Inoltre, questo evento solleva interrogativi significativi sul futuro dell’architettura di sicurezza regionale. Gli Stati Uniti possono promettere in modo credibile protezione ai propri alleati quando i loro sistemi più avanzati falliscono? Israele può mantenere la sua dottrina di superiorità preventiva se non può garantire l’intercettazione? Ciò incoraggerà un’ulteriore proliferazione ipersonica tra attori non statali?
L’Iran non ha rivendicato la responsabilità , né ha confermato alcun coinvolgimento diretto nel lancio o nella progettazione del missile. Questa ambiguità gioca a suo favore. L’ambiguità strategica consente all’Iran di trarre vantaggio dal messaggio senza innescare uno scontro aperto. Si tratta di una negazione plausibile mascherata da test di performance.
Per Israele, le implicazioni sono allarmanti. Le sue città , i suoi porti e le sue basi potrebbero essere tutti realisticamente alla portata di avversari dotati di armi ipersoniche potenziate. L’aviazione civile, i centri economici e le installazioni militari diventano tutti obiettivi che non possono essere adeguatamente schermati. Il comfort psicologico fornito dai sistemi antimissile è ora sottoposto a gravi pressioni.
Nel frattempo, gli Stati Uniti si trovano a confrontarsi con i limiti della propria tecnologia. Nonostante tutti i finanziamenti e la sofisticatezza investiti nel THAAD e in sistemi simili, un proiettile ad alta velocità e relativamente economico proveniente dallo Yemen ha messo a nudo la vulnerabilità di un intero modello di deterrenza.

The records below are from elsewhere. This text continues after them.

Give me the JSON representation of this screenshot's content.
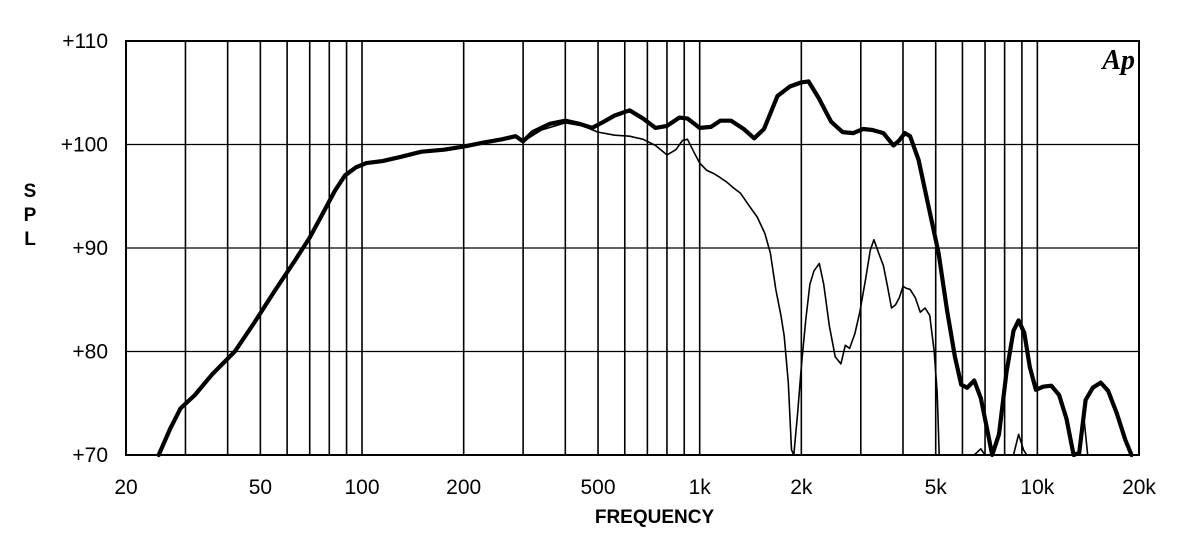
{
  "chart_data": {
    "type": "line",
    "xscale": "log",
    "xlim": [
      20,
      20000
    ],
    "ylim": [
      70,
      110
    ],
    "xlabel": "FREQUENCY",
    "ylabel": "SPL",
    "logo": "Ap",
    "grid": true,
    "xticks": [
      {
        "value": 20,
        "label": "20"
      },
      {
        "value": 50,
        "label": "50"
      },
      {
        "value": 100,
        "label": "100"
      },
      {
        "value": 200,
        "label": "200"
      },
      {
        "value": 500,
        "label": "500"
      },
      {
        "value": 1000,
        "label": "1k"
      },
      {
        "value": 2000,
        "label": "2k"
      },
      {
        "value": 5000,
        "label": "5k"
      },
      {
        "value": 10000,
        "label": "10k"
      },
      {
        "value": 20000,
        "label": "20k"
      }
    ],
    "yticks": [
      {
        "value": 70,
        "label": "+70"
      },
      {
        "value": 80,
        "label": "+80"
      },
      {
        "value": 90,
        "label": "+90"
      },
      {
        "value": 100,
        "label": "+100"
      },
      {
        "value": 110,
        "label": "+110"
      }
    ],
    "xgrid": [
      20,
      30,
      40,
      50,
      60,
      70,
      80,
      90,
      100,
      200,
      300,
      400,
      500,
      600,
      700,
      800,
      900,
      1000,
      2000,
      3000,
      4000,
      5000,
      6000,
      7000,
      8000,
      9000,
      10000,
      20000
    ],
    "series": [
      {
        "style": "thick",
        "points": [
          [
            25,
            70
          ],
          [
            27,
            72.5
          ],
          [
            29,
            74.5
          ],
          [
            32,
            75.8
          ],
          [
            36,
            77.8
          ],
          [
            42,
            80
          ],
          [
            48,
            82.8
          ],
          [
            55,
            85.8
          ],
          [
            63,
            88.7
          ],
          [
            70,
            91
          ],
          [
            77,
            93.5
          ],
          [
            83,
            95.5
          ],
          [
            89,
            97
          ],
          [
            96,
            97.8
          ],
          [
            103,
            98.2
          ],
          [
            115,
            98.4
          ],
          [
            130,
            98.8
          ],
          [
            150,
            99.3
          ],
          [
            175,
            99.5
          ],
          [
            200,
            99.8
          ],
          [
            230,
            100.2
          ],
          [
            260,
            100.5
          ],
          [
            285,
            100.8
          ],
          [
            300,
            100.3
          ],
          [
            320,
            101.2
          ],
          [
            360,
            102
          ],
          [
            400,
            102.3
          ],
          [
            440,
            102
          ],
          [
            480,
            101.6
          ],
          [
            520,
            102.2
          ],
          [
            560,
            102.8
          ],
          [
            620,
            103.3
          ],
          [
            680,
            102.5
          ],
          [
            740,
            101.6
          ],
          [
            800,
            101.8
          ],
          [
            870,
            102.6
          ],
          [
            920,
            102.5
          ],
          [
            1000,
            101.6
          ],
          [
            1080,
            101.7
          ],
          [
            1150,
            102.3
          ],
          [
            1240,
            102.3
          ],
          [
            1350,
            101.5
          ],
          [
            1450,
            100.6
          ],
          [
            1550,
            101.5
          ],
          [
            1700,
            104.7
          ],
          [
            1850,
            105.6
          ],
          [
            2000,
            106
          ],
          [
            2100,
            106.1
          ],
          [
            2250,
            104.5
          ],
          [
            2450,
            102.2
          ],
          [
            2650,
            101.2
          ],
          [
            2850,
            101.1
          ],
          [
            3050,
            101.5
          ],
          [
            3250,
            101.4
          ],
          [
            3500,
            101.1
          ],
          [
            3750,
            99.9
          ],
          [
            3900,
            100.4
          ],
          [
            4050,
            101.1
          ],
          [
            4200,
            100.8
          ],
          [
            4450,
            98.5
          ],
          [
            4800,
            93.5
          ],
          [
            5100,
            89.5
          ],
          [
            5400,
            84
          ],
          [
            5700,
            79.5
          ],
          [
            5950,
            76.8
          ],
          [
            6200,
            76.5
          ],
          [
            6500,
            77.2
          ],
          [
            6800,
            75.5
          ],
          [
            7100,
            72.5
          ],
          [
            7350,
            70
          ],
          [
            7700,
            72
          ],
          [
            8100,
            78
          ],
          [
            8500,
            82
          ],
          [
            8800,
            83
          ],
          [
            9150,
            81.8
          ],
          [
            9500,
            78.5
          ],
          [
            9900,
            76.3
          ],
          [
            10400,
            76.6
          ],
          [
            11000,
            76.7
          ],
          [
            11600,
            75.8
          ],
          [
            12200,
            73.5
          ],
          [
            12800,
            70
          ],
          [
            13300,
            70.2
          ],
          [
            13900,
            75.3
          ],
          [
            14600,
            76.5
          ],
          [
            15400,
            77
          ],
          [
            16200,
            76.2
          ],
          [
            17200,
            74
          ],
          [
            18200,
            71.5
          ],
          [
            19000,
            70
          ]
        ]
      },
      {
        "style": "thin",
        "points": [
          [
            300,
            100.3
          ],
          [
            340,
            101.4
          ],
          [
            400,
            102.1
          ],
          [
            450,
            101.8
          ],
          [
            500,
            101.2
          ],
          [
            560,
            100.9
          ],
          [
            620,
            100.8
          ],
          [
            680,
            100.5
          ],
          [
            740,
            99.9
          ],
          [
            800,
            99
          ],
          [
            850,
            99.5
          ],
          [
            890,
            100.4
          ],
          [
            920,
            100.5
          ],
          [
            960,
            99.3
          ],
          [
            1000,
            98.2
          ],
          [
            1050,
            97.5
          ],
          [
            1100,
            97.2
          ],
          [
            1150,
            96.8
          ],
          [
            1200,
            96.4
          ],
          [
            1260,
            95.8
          ],
          [
            1320,
            95.3
          ],
          [
            1400,
            94.1
          ],
          [
            1480,
            93
          ],
          [
            1560,
            91.4
          ],
          [
            1620,
            89.5
          ],
          [
            1680,
            86
          ],
          [
            1740,
            83.5
          ],
          [
            1780,
            81.5
          ],
          [
            1830,
            77
          ],
          [
            1870,
            70.5
          ],
          [
            1900,
            70
          ],
          [
            1950,
            74
          ],
          [
            2000,
            78.5
          ],
          [
            2060,
            83
          ],
          [
            2120,
            86.5
          ],
          [
            2180,
            87.8
          ],
          [
            2260,
            88.5
          ],
          [
            2330,
            86.5
          ],
          [
            2420,
            82.5
          ],
          [
            2520,
            79.5
          ],
          [
            2620,
            78.8
          ],
          [
            2700,
            80.6
          ],
          [
            2780,
            80.3
          ],
          [
            2880,
            81.7
          ],
          [
            2980,
            83.8
          ],
          [
            3100,
            87
          ],
          [
            3200,
            89.8
          ],
          [
            3280,
            90.8
          ],
          [
            3380,
            89.6
          ],
          [
            3500,
            88.3
          ],
          [
            3600,
            86.3
          ],
          [
            3700,
            84.2
          ],
          [
            3800,
            84.5
          ],
          [
            3900,
            85.2
          ],
          [
            4000,
            86.3
          ],
          [
            4100,
            86.1
          ],
          [
            4200,
            86
          ],
          [
            4350,
            85.2
          ],
          [
            4500,
            83.8
          ],
          [
            4650,
            84.2
          ],
          [
            4800,
            83.5
          ],
          [
            4950,
            80
          ],
          [
            5050,
            76
          ],
          [
            5120,
            70
          ],
          [
            5200,
            70
          ]
        ]
      },
      {
        "style": "thin",
        "points": [
          [
            6500,
            70
          ],
          [
            6800,
            70.6
          ],
          [
            7000,
            70
          ]
        ]
      },
      {
        "style": "thin",
        "points": [
          [
            8500,
            70
          ],
          [
            8800,
            72
          ],
          [
            9100,
            70.5
          ],
          [
            9300,
            70
          ]
        ]
      },
      {
        "style": "thin",
        "points": [
          [
            13300,
            70
          ],
          [
            13700,
            74
          ],
          [
            14100,
            70
          ]
        ]
      }
    ]
  }
}
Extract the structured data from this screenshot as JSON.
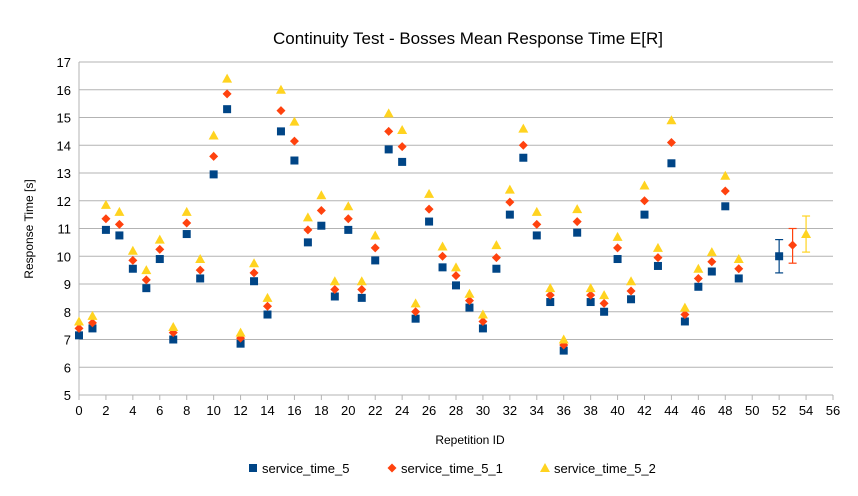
{
  "chart_data": {
    "type": "scatter",
    "title": "Continuity Test - Bosses Mean Response Time E[R]",
    "xlabel": "Repetition ID",
    "ylabel": "Response Time [s]",
    "xlim": [
      0,
      56
    ],
    "ylim": [
      5,
      17
    ],
    "xticks": [
      0,
      2,
      4,
      6,
      8,
      10,
      12,
      14,
      16,
      18,
      20,
      22,
      24,
      26,
      28,
      30,
      32,
      34,
      36,
      38,
      40,
      42,
      44,
      46,
      48,
      50,
      52,
      54,
      56
    ],
    "yticks": [
      5,
      6,
      7,
      8,
      9,
      10,
      11,
      12,
      13,
      14,
      15,
      16,
      17
    ],
    "grid": "horizontal",
    "legend_position": "bottom",
    "x": [
      0,
      1,
      2,
      3,
      4,
      5,
      6,
      7,
      8,
      9,
      10,
      11,
      12,
      13,
      14,
      15,
      16,
      17,
      18,
      19,
      20,
      21,
      22,
      23,
      24,
      25,
      26,
      27,
      28,
      29,
      30,
      31,
      32,
      33,
      34,
      35,
      36,
      37,
      38,
      39,
      40,
      41,
      42,
      43,
      44,
      45,
      46,
      47,
      48,
      49
    ],
    "series": [
      {
        "name": "service_time_5",
        "marker": "square",
        "color": "#004586",
        "values": [
          7.15,
          7.4,
          10.95,
          10.75,
          9.55,
          8.85,
          9.9,
          7.0,
          10.8,
          9.2,
          12.95,
          15.3,
          6.85,
          9.1,
          7.9,
          14.5,
          13.45,
          10.5,
          11.1,
          8.55,
          10.95,
          8.5,
          9.85,
          13.85,
          13.4,
          7.75,
          11.25,
          9.6,
          8.95,
          8.15,
          7.4,
          9.55,
          11.5,
          13.55,
          10.75,
          8.35,
          6.6,
          10.85,
          8.35,
          8.0,
          9.9,
          8.45,
          11.5,
          9.65,
          13.35,
          7.65,
          8.9,
          9.45,
          11.8,
          9.2
        ],
        "error_point": {
          "x": 52,
          "y": 10.0,
          "low": 9.4,
          "high": 10.6
        }
      },
      {
        "name": "service_time_5_1",
        "marker": "diamond",
        "color": "#ff420e",
        "values": [
          7.4,
          7.6,
          11.35,
          11.15,
          9.85,
          9.15,
          10.25,
          7.25,
          11.2,
          9.5,
          13.6,
          15.85,
          7.05,
          9.4,
          8.2,
          15.25,
          14.15,
          10.95,
          11.65,
          8.8,
          11.35,
          8.8,
          10.3,
          14.5,
          13.95,
          8.0,
          11.7,
          10.0,
          9.3,
          8.4,
          7.65,
          9.95,
          11.95,
          14.0,
          11.15,
          8.6,
          6.8,
          11.25,
          8.6,
          8.3,
          10.3,
          8.75,
          12.0,
          9.95,
          14.1,
          7.9,
          9.2,
          9.8,
          12.35,
          9.55
        ],
        "error_point": {
          "x": 53,
          "y": 10.4,
          "low": 9.75,
          "high": 11.0
        }
      },
      {
        "name": "service_time_5_2",
        "marker": "triangle",
        "color": "#ffd320",
        "values": [
          7.65,
          7.85,
          11.85,
          11.6,
          10.2,
          9.5,
          10.6,
          7.45,
          11.6,
          9.9,
          14.35,
          16.4,
          7.25,
          9.75,
          8.5,
          16.0,
          14.85,
          11.4,
          12.2,
          9.1,
          11.8,
          9.1,
          10.75,
          15.15,
          14.55,
          8.3,
          12.25,
          10.35,
          9.6,
          8.65,
          7.9,
          10.4,
          12.4,
          14.6,
          11.6,
          8.85,
          7.0,
          11.7,
          8.85,
          8.6,
          10.7,
          9.1,
          12.55,
          10.3,
          14.9,
          8.15,
          9.55,
          10.15,
          12.9,
          9.9
        ],
        "error_point": {
          "x": 54,
          "y": 10.8,
          "low": 10.15,
          "high": 11.45
        }
      }
    ]
  }
}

Ciò mette a dura prova non solo i pianificatori della difesa, ma anche la più ampia politica statunitense di proiezione di forza e di garanzie di sicurezza.
In conclusione, il missile lanciato dallo Yemen è stato più di un attacco. È stato un test strategico, una dimostrazione di fattibilità e un messaggio geopolitico, tutto in uno. L’Iran ne ha preso nota con attenzione. La regione, già tesa, dovrà ora adattarsi a una nuova realtà : che anche gli stati più difesi possono essere penetrati, e che la prossima guerra potrebbe non riguardare gli stivali sul terreno, ma i missili nel cielo. Per Teheran, il test ha convalidato anni di sviluppo. Per Washington e Tel Aviv, è stato un campanello d’allarme e, forse, un assaggio delle guerre a venire.